Not at all, I only know how I feel.
I experienced a lot of what you say and struggled with confusion. I was raised as a boy so did my best to fit that role, I've been through all the same emotions I would imagine or at least similar.
Ten years ago maybe I would be answering differently, I was very much in denial and actually thought TS people to be the real weirdos. Frankly it scared me.
I'm now following my heart because my head has deceived me, I mention honesty not because I'm calling people out, more because I know how I lied to myself but only therapy made me realise that.
I'm reading all this with interest wondering what is the fine line between TG and TS, it seems most of you aren't fighting against it.

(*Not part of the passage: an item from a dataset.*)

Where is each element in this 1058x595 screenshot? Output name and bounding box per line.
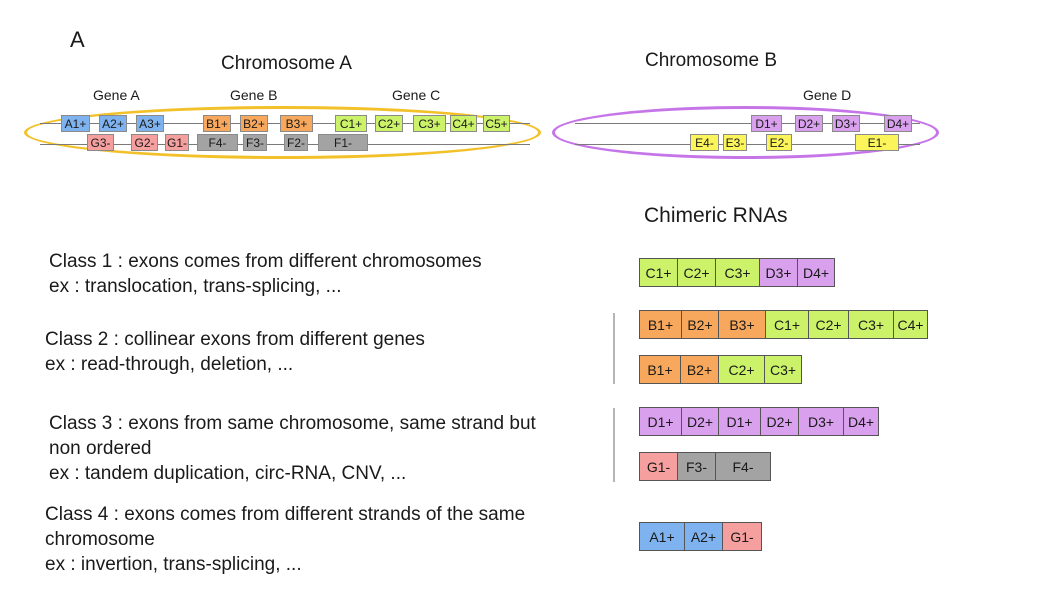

Sure there is frustration that you just can't be but I see an element of balance that was impossible for me.
Dana44 with the personality shift do you also have mood swings and does this change of thought process cause any issues at work, anyone ever notice your change in attitude?
If I was a bit younger I think I would like to train as a gender therapist, there is still so much unknown and objectively it's fascinating.
I do appreciate it? I don't dispute a Transgender identity although I think that just scratches the surface, TG is more an umbrella description it's a little too vague to truly understand what people are experiencing internally.
I just don't think being feminine is any kind of guide.
I'm pretty feminine myself and that in the past has made me question what I'm about.